Pie is Everywhere

The radius of the base of the bullet is $\ln(e) = 1$ and its length is $e - 1$ . So since the length of the entire hole is $e + 1$ , the volume of the hole is the volume of the bullet plus the volume of a cylinder of length $2$ and radius $1$ .

The volume of the cylindrical part of the hole is then $2\pi$ , and the volume of the bullet is

$\displaystyle\int_{1}^{e} \pi(\ln(x))^{2} dx$ .

We can solve this integral using the parts method.
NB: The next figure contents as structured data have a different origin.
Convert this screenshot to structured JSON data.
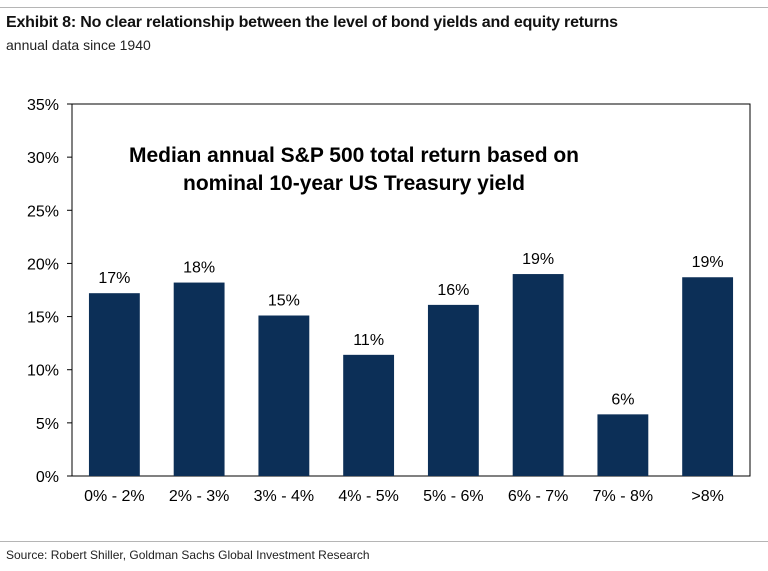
{
  "exhibit": {
    "title": "Exhibit 8: No clear relationship between the level of bond yields and equity returns",
    "subtitle": "annual data since 1940"
  },
  "chart_data": {
    "type": "bar",
    "title": "Median annual S&P 500 total return based on nominal 10-year US Treasury yield",
    "title_lines": [
      "Median annual S&P 500 total return based on",
      "nominal 10-year US Treasury yield"
    ],
    "categories": [
      "0% - 2%",
      "2% - 3%",
      "3% - 4%",
      "4% - 5%",
      "5% - 6%",
      "6% - 7%",
      "7% - 8%",
      ">8%"
    ],
    "values": [
      17.2,
      18.2,
      15.1,
      11.4,
      16.1,
      19.0,
      5.8,
      18.7
    ],
    "data_labels": [
      "17%",
      "18%",
      "15%",
      "11%",
      "16%",
      "19%",
      "6%",
      "19%"
    ],
    "ylim": [
      0,
      35
    ],
    "yticks": [
      0,
      5,
      10,
      15,
      20,
      25,
      30,
      35
    ],
    "ytick_labels": [
      "0%",
      "5%",
      "10%",
      "15%",
      "20%",
      "25%",
      "30%",
      "35%"
    ],
    "xlabel": "",
    "ylabel": "",
    "grid": false,
    "legend": "none",
    "bar_color": "#0c2f57"
  },
  "footer": {
    "source": "Source: Robert Shiller, Goldman Sachs Global Investment Research"
  }
}
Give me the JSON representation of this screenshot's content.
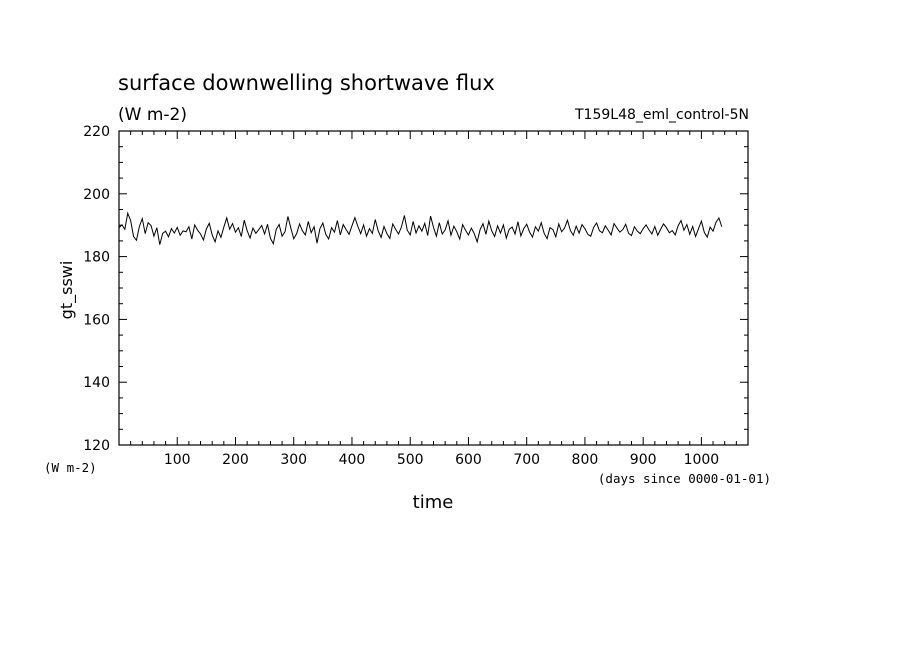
{
  "chart_data": {
    "type": "line",
    "title": "surface downwelling shortwave flux",
    "subtitle": "(W m-2)",
    "run_label": "T159L48_eml_control-5N",
    "xlabel": "time",
    "x_units_label": "(days since 0000-01-01)",
    "ylabel": "gt_sswi",
    "y_units_label": "(W m-2)",
    "xlim": [
      0,
      1080
    ],
    "ylim": [
      120,
      220
    ],
    "x_ticks": [
      100,
      200,
      300,
      400,
      500,
      600,
      700,
      800,
      900,
      1000
    ],
    "x_minor_step": 20,
    "y_ticks": [
      120,
      140,
      160,
      180,
      200,
      220
    ],
    "y_minor_step": 5,
    "grid": false,
    "legend": "none",
    "series": [
      {
        "color": "#000000",
        "x_start": 0,
        "x_step": 5,
        "values": [
          189.2,
          190.1,
          188.7,
          193.8,
          191.5,
          186.4,
          185.2,
          189.6,
          192.1,
          187.3,
          190.8,
          189.9,
          186.5,
          189.2,
          183.8,
          187.4,
          188.1,
          186.3,
          188.9,
          187.5,
          189.3,
          186.8,
          188.2,
          187.9,
          189.5,
          185.6,
          190.1,
          188.4,
          187.2,
          185.3,
          188.8,
          190.6,
          186.9,
          184.7,
          188.2,
          186.1,
          189.4,
          192.3,
          188.7,
          190.5,
          187.8,
          189.2,
          186.4,
          191.6,
          188.3,
          185.9,
          189.1,
          187.4,
          188.6,
          189.9,
          187.2,
          190.3,
          185.8,
          184.1,
          188.7,
          190.2,
          186.5,
          187.9,
          192.8,
          189.1,
          185.7,
          187.3,
          190.4,
          188.2,
          186.9,
          191.2,
          187.6,
          189.5,
          184.3,
          188.9,
          190.7,
          187.1,
          185.6,
          189.2,
          187.8,
          191.5,
          186.9,
          190.2,
          188.6,
          187.1,
          189.8,
          192.4,
          189.7,
          187.3,
          190.1,
          186.5,
          188.9,
          187.4,
          191.8,
          188.2,
          186.1,
          189.6,
          187.3,
          185.8,
          190.4,
          188.7,
          187.2,
          189.5,
          193.1,
          188.4,
          186.9,
          191.2,
          187.5,
          189.8,
          188.1,
          190.6,
          186.7,
          192.9,
          189.3,
          186.5,
          190.8,
          187.2,
          188.5,
          191.4,
          186.8,
          189.7,
          187.9,
          185.6,
          190.2,
          188.4,
          186.9,
          189.1,
          187.3,
          184.7,
          188.6,
          190.5,
          187.1,
          191.3,
          188.2,
          186.4,
          189.8,
          187.5,
          190.1,
          185.9,
          188.7,
          189.4,
          187.2,
          191.1,
          186.6,
          188.9,
          190.3,
          187.8,
          186.2,
          189.5,
          188.1,
          190.8,
          187.4,
          185.7,
          189.2,
          188.6,
          186.3,
          190.4,
          187.9,
          189.1,
          191.6,
          188.3,
          186.8,
          189.7,
          187.5,
          190.2,
          188.9,
          187.1,
          186.5,
          189.3,
          190.7,
          188.2,
          187.6,
          189.8,
          188.4,
          186.9,
          190.5,
          189.1,
          187.8,
          188.6,
          190.3,
          187.4,
          186.7,
          189.5,
          188.1,
          187.3,
          188.9,
          190.1,
          188.5,
          187.2,
          189.6,
          186.8,
          188.7,
          190.4,
          189.2,
          187.6,
          188.3,
          186.9,
          189.8,
          191.5,
          188.4,
          190.2,
          187.1,
          189.6,
          186.4,
          188.9,
          191.3,
          187.7,
          186.2,
          189.4,
          188.1,
          190.9,
          192.3,
          189.5
        ]
      }
    ]
  }
}
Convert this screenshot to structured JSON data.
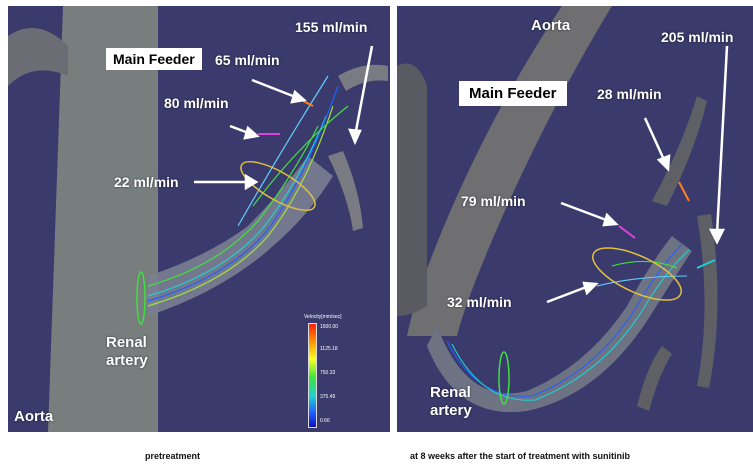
{
  "left_panel": {
    "labels": {
      "flow_155": "155 ml/min",
      "main_feeder": "Main Feeder",
      "flow_65": "65 ml/min",
      "flow_80": "80 ml/min",
      "flow_22": "22 ml/min",
      "renal_artery": "Renal\nartery",
      "aorta": "Aorta"
    },
    "colorbar": {
      "title": "Velocity[mm/sec]",
      "ticks": [
        "1500.00",
        "1125.18",
        "750.33",
        "375.49",
        "0.66"
      ]
    }
  },
  "right_panel": {
    "labels": {
      "aorta": "Aorta",
      "flow_205": "205 ml/min",
      "main_feeder": "Main Feeder",
      "flow_28": "28 ml/min",
      "flow_79": "79 ml/min",
      "flow_32": "32 ml/min",
      "renal_artery": "Renal\nartery"
    }
  },
  "captions": {
    "left": "pretreatment",
    "right": "at 8 weeks after the start of treatment with sunitinib"
  },
  "colors": {
    "background": "#3a3a6c",
    "vessel": "#8a8a8a",
    "flow_high": "#ff2010",
    "flow_mid": "#40e040",
    "flow_low": "#2060ff",
    "plane_outline": "#e0c040"
  }
}
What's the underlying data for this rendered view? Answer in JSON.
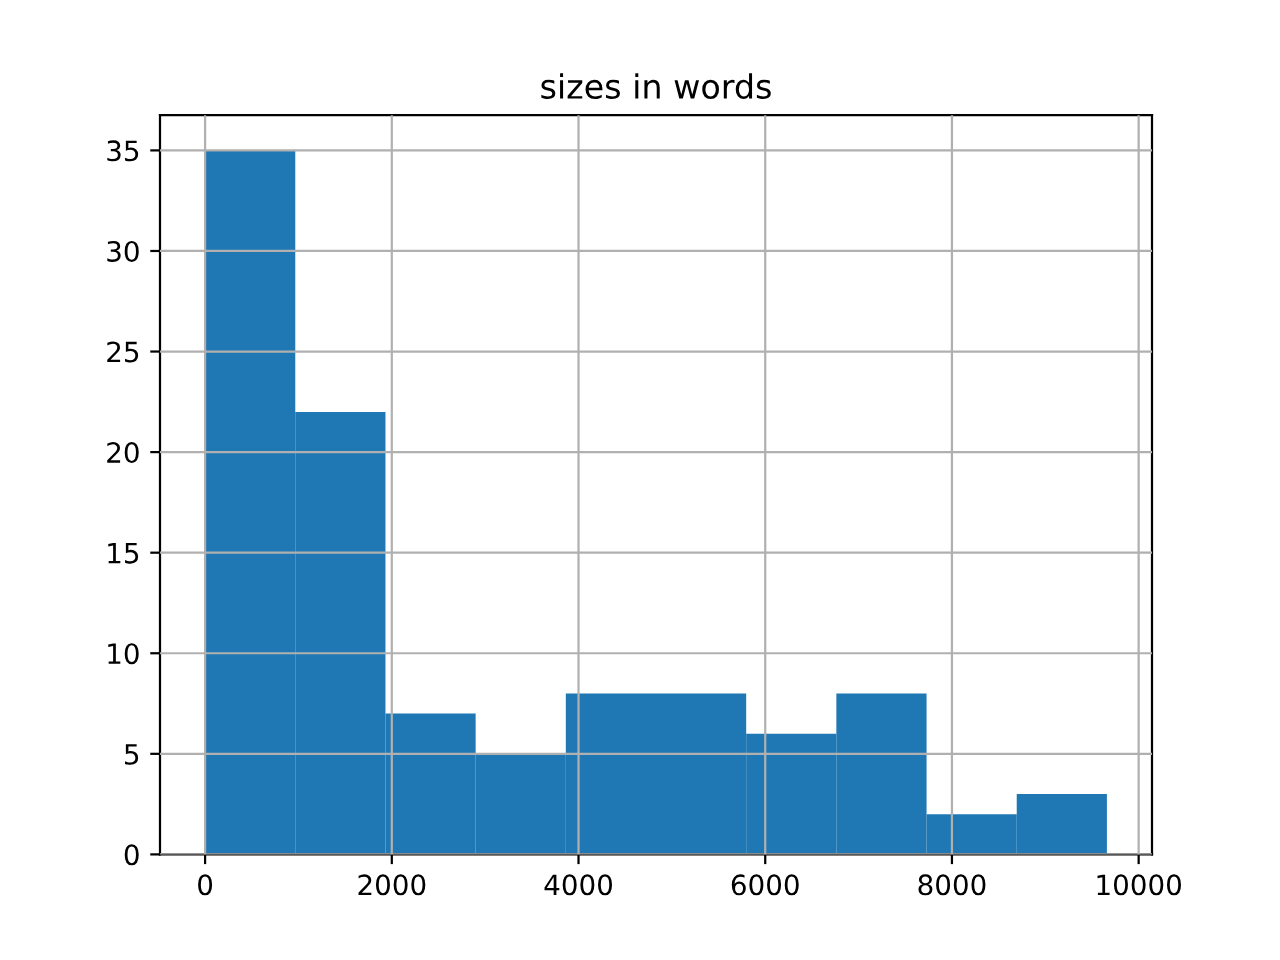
{
  "chart_data": {
    "type": "histogram",
    "title": "sizes in words",
    "bins": [
      0,
      966,
      1932,
      2898,
      3864,
      4830,
      5796,
      6762,
      7728,
      8694,
      9660
    ],
    "values": [
      35,
      22,
      7,
      5,
      8,
      8,
      6,
      8,
      2,
      3
    ],
    "color": "#1f77b4",
    "xlim": [
      -483,
      10143
    ],
    "xticks": [
      0,
      2000,
      4000,
      6000,
      8000,
      10000
    ],
    "ylim": [
      0,
      36.75
    ],
    "yticks": [
      0,
      5,
      10,
      15,
      20,
      25,
      30,
      35
    ],
    "grid": true,
    "legend": false
  }
}
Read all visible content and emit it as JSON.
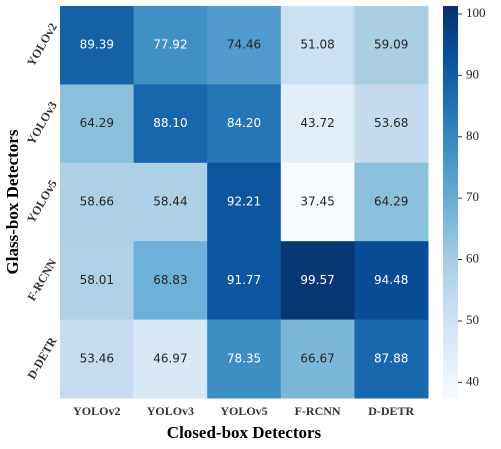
{
  "chart_data": {
    "type": "heatmap",
    "xlabel": "Closed-box Detectors",
    "ylabel": "Glass-box Detectors",
    "x": [
      "YOLOv2",
      "YOLOv3",
      "YOLOv5",
      "F-RCNN",
      "D-DETR"
    ],
    "y": [
      "YOLOv2",
      "YOLOv3",
      "YOLOv5",
      "F-RCNN",
      "D-DETR"
    ],
    "values": [
      [
        89.39,
        77.92,
        74.46,
        51.08,
        59.09
      ],
      [
        64.29,
        88.1,
        84.2,
        43.72,
        53.68
      ],
      [
        58.66,
        58.44,
        92.21,
        37.45,
        64.29
      ],
      [
        58.01,
        68.83,
        91.77,
        99.57,
        94.48
      ],
      [
        53.46,
        46.97,
        78.35,
        66.67,
        87.88
      ]
    ],
    "value_labels": [
      [
        "89.39",
        "77.92",
        "74.46",
        "51.08",
        "59.09"
      ],
      [
        "64.29",
        "88.10",
        "84.20",
        "43.72",
        "53.68"
      ],
      [
        "58.66",
        "58.44",
        "92.21",
        "37.45",
        "64.29"
      ],
      [
        "58.01",
        "68.83",
        "91.77",
        "99.57",
        "94.48"
      ],
      [
        "53.46",
        "46.97",
        "78.35",
        "66.67",
        "87.88"
      ]
    ],
    "colormap": [
      "#f7fbff",
      "#deebf7",
      "#c6dbef",
      "#9ecae1",
      "#6baed6",
      "#4292c6",
      "#2171b5",
      "#08519c",
      "#08306b"
    ],
    "clim": [
      37.45,
      101.3
    ],
    "cticks": [
      40,
      50,
      60,
      70,
      80,
      90,
      100
    ]
  }
}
Let $u = (\ln(x))^{2}$ and $dv = dx$ . Then $du = 2\frac{\ln(x)}{x} dx$ and $v = x$ , and the integral then becomes, (ignoring the bounds for the moment),

$\pi x(\ln(x))^{2} - 2\pi\displaystyle\int \ln(x) dx = \pi x(\ln(x))^{2} - 2\pi(x\ln(x) - x) =$

$\pi x((\ln(x))^{2} - 2\ln(x) + 2)$ ,

where another application of the parts method was used to determine $\int \ln(x) dx$ . Evaluating this from $x = 1$ to $x = e$ gives us a volume of

$\pi e*(1 - 2 + 2) - \pi*(0 - 0 + 2) = \pi(e - 2)$ .

Adding to this the volume of the cylindrical part of the hole gives us a total volume of $e\pi$ , implying that the constant $i = \boxed{1}$ .